New Owner Eyes Bakery for Empty Downtown Building

The Hamilton man who bought a building on a portion of the former Hansbury property says he is hoping to get a bakery to locate on the first floor of the building.

The new owner of a commercial building in downtown Hamilton says he is doing all he can to get a bakery to move into the building.

This week Michael Pallazola of Hamilton unveiled plans to spruce up the building at 227 Willow St., which is the southern part of the former Hansbury property.

The building will not be expanded upward or outward but instead given a new look on the outside.

“We’re just trying to dress it up,” said Ray Guertin, an architect from Ipswich who is working on the project.

New windows will be installed on the first floor and six new lightposts will be installed in the parking lot. The lightposts will be 14 foot tall "antique-style" lamps that will be "dark sky compliant."

The plans show a wrap-around roof overhang being added between the first and second floors and a cornice along the roofline on the top of the two-story concrete block building.

Pallazola, who owns Hi-Tech Electric, said he had originally planned to move his business into the building. It is currently housed off Western Avenue in Essex.

“I kept getting prodded – this bakery idea kept coming up,” Pallazola said.

In a poll by Hamilton-Wenham Patch, conducted on Facebook in June 2011, Patch users said the No. 1 type of businesses they wanted added to the downtown was a bakery.

And while empty retail space along Main Street in Wenham will become a pizza shop by the end of the year, earlier this year the real agent that was working to lease the space said there had been interest in possibly locating a bakery there.

The plan for the Willow Street building calls for the installation of a grease trap with the anticipation that a food use may move into the first floor.

“I really want a bakery/café in there,” Pallazola said, adding he was willing to spend the money now to install the grease traps in hope of luring a bakery.

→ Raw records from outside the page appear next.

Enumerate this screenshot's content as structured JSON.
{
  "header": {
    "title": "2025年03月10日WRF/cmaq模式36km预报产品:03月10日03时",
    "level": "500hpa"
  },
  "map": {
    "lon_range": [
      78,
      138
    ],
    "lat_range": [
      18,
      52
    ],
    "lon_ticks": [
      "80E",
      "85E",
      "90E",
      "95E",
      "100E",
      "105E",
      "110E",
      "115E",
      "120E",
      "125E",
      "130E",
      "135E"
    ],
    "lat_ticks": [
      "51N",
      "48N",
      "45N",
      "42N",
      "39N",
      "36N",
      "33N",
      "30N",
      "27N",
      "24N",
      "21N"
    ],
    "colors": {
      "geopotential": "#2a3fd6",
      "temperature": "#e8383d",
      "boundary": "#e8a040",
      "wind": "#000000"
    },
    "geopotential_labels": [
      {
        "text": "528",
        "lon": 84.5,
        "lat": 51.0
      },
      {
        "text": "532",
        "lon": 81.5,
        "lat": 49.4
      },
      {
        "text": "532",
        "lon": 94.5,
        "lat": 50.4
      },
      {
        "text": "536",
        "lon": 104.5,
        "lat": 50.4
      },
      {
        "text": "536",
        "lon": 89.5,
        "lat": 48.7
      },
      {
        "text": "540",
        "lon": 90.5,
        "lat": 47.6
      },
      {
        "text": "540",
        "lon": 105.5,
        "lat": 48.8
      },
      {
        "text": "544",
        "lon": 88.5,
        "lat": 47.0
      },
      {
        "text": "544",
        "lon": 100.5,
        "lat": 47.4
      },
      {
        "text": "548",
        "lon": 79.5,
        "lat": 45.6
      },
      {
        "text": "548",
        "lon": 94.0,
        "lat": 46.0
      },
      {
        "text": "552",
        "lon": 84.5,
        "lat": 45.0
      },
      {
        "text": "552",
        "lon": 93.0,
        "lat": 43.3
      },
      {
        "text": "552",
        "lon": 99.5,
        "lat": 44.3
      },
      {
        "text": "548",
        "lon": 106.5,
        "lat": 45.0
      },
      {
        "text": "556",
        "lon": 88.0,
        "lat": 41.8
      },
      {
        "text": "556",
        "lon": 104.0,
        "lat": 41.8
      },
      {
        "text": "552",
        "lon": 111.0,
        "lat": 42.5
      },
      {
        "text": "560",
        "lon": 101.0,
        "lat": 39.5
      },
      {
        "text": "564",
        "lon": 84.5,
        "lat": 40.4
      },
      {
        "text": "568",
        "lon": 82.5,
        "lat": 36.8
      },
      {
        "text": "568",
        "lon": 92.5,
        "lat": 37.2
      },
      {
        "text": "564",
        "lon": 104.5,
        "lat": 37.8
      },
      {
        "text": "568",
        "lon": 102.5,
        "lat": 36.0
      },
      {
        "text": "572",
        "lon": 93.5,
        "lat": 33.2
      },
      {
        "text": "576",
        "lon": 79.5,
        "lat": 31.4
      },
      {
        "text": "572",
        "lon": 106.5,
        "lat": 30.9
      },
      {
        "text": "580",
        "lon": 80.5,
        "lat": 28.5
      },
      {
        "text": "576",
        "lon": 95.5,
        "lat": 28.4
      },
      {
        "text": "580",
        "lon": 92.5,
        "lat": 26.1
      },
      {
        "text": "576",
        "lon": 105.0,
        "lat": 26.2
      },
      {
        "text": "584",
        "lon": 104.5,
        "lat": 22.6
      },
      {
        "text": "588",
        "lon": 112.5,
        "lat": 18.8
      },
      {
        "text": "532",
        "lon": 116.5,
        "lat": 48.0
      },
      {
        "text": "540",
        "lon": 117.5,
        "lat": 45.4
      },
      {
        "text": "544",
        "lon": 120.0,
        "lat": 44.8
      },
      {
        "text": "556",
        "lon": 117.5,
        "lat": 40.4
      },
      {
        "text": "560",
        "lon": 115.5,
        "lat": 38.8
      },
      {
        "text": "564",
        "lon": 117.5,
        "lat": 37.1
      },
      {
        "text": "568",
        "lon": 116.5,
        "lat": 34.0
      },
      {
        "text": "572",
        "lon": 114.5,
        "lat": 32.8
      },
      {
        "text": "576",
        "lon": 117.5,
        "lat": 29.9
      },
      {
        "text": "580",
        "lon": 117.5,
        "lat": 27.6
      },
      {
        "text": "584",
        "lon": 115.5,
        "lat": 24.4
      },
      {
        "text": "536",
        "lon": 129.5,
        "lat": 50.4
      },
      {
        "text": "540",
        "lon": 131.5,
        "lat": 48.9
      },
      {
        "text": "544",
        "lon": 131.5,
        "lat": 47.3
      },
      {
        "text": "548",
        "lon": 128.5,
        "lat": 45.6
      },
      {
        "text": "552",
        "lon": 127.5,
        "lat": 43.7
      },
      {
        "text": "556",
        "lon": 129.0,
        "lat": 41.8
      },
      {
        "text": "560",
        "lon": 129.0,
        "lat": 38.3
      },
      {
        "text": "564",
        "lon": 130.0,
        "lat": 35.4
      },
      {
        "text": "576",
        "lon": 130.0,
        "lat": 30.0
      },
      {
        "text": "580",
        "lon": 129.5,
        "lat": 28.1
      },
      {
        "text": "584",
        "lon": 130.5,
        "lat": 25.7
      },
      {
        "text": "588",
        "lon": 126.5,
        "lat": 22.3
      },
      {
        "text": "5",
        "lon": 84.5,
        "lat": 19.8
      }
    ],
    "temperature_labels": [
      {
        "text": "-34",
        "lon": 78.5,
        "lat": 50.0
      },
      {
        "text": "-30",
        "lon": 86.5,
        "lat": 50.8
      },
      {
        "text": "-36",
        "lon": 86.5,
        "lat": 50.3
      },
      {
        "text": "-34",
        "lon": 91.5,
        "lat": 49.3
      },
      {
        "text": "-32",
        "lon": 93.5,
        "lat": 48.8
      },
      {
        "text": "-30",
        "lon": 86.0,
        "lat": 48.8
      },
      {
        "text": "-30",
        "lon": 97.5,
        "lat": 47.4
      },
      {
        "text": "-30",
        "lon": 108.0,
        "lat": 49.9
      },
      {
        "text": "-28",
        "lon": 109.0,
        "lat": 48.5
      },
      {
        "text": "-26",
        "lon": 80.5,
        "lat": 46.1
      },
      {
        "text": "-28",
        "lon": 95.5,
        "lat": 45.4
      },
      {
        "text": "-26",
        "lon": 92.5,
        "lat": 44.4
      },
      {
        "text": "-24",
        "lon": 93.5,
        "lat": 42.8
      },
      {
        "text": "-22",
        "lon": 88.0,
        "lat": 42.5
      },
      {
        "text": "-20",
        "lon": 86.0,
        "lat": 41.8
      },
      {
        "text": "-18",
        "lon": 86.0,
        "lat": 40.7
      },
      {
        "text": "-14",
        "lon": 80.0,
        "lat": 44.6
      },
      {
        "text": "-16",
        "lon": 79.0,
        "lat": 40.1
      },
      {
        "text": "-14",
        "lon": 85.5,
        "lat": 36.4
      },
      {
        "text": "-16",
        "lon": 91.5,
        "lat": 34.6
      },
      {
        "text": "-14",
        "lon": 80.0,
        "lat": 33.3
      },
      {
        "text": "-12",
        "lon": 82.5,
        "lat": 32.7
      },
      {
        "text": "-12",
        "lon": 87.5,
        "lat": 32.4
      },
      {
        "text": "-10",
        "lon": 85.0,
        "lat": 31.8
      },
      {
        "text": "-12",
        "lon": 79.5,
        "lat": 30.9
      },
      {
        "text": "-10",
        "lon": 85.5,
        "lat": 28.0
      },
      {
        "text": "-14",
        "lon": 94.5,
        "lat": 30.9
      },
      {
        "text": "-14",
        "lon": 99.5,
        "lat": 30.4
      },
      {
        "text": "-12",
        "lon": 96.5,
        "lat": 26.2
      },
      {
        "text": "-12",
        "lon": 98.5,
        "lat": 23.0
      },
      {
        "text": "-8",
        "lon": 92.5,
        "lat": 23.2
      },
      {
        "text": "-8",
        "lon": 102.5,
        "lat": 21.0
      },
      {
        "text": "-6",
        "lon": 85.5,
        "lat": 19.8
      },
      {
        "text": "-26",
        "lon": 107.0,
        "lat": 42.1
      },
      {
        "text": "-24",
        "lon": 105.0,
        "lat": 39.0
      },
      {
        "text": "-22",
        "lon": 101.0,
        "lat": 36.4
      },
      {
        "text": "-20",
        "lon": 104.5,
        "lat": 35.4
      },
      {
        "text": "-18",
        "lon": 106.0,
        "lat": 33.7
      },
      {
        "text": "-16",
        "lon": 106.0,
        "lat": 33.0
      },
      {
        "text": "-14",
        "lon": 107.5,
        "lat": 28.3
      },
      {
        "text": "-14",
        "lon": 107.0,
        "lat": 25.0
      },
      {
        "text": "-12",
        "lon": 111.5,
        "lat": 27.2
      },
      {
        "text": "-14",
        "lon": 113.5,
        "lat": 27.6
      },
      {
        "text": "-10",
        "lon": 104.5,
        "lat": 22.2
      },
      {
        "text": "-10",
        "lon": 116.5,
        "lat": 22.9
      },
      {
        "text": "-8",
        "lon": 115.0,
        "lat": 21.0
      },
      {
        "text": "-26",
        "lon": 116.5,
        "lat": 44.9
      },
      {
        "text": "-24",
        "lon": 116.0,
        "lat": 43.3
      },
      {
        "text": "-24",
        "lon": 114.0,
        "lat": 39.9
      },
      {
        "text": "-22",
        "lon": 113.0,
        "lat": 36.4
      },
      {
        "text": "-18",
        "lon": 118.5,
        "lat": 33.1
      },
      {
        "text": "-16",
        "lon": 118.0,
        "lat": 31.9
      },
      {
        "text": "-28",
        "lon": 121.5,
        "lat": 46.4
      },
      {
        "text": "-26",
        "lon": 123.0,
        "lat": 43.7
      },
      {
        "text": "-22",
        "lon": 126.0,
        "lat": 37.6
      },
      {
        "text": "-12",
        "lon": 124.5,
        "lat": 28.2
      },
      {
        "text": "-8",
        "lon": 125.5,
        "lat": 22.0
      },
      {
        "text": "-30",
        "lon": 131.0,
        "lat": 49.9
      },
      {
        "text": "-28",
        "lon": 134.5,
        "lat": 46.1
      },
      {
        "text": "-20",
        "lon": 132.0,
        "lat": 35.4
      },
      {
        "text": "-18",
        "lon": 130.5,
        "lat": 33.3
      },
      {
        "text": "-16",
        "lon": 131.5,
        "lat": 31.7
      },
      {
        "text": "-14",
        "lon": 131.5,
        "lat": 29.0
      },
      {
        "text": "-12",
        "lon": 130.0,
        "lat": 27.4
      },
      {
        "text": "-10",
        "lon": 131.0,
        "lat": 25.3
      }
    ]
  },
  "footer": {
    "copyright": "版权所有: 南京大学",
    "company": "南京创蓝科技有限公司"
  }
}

On the top floor, Pallazola said he plans to lease the office space. There is room for up to five tenants, but a interior decorator/designer expressed interest in renting half the second floor, he said.

Other uses such as attorney and architect's office would work on the second floor, Graham said.

The building has been empty "for quite a while," according to Larry Graham of Ipswich, the project engineer. He said the plans will "spruce it up quite a bit."

There's also an empty two-family home at the front of the property, close to Willow Street. Pallazola said this week he has no immediate plans for it.

"It is all going to fit together when it is done," Pallazola said.

There is no commitment from any tenants right now, Pallazola said. And the first floor, which is about 5,000 square feet, will be divided to allow for two tenants.

"It's not rented yet, we're having discussions," he said.

While he continues to search for tenants, he hopes to get the improvements completed by winter.

“We need to wrap the building to stop the water infiltration and get some insulation on there,” he said, later adding "I've had some possible tenants come and go because I haven't started the project."

During the Zoning Board’s review on Wednesday, about eight neighbor listened as the plans were unveiled. They were concerned about the possible impact of lights and noise on the neighborhood. But none of them offered opposition.

"This looks way cool - thanks," said Steve Ozahowski, a neighbor.

The Zoning Board of Appeals voted 3-0 to approve the project, which can get started after a 20 day appeal window passes.

Both the Zoning Board, and the Planning Board a night earlier, said the 33 parking spaces on the property meet the town's parking requirements.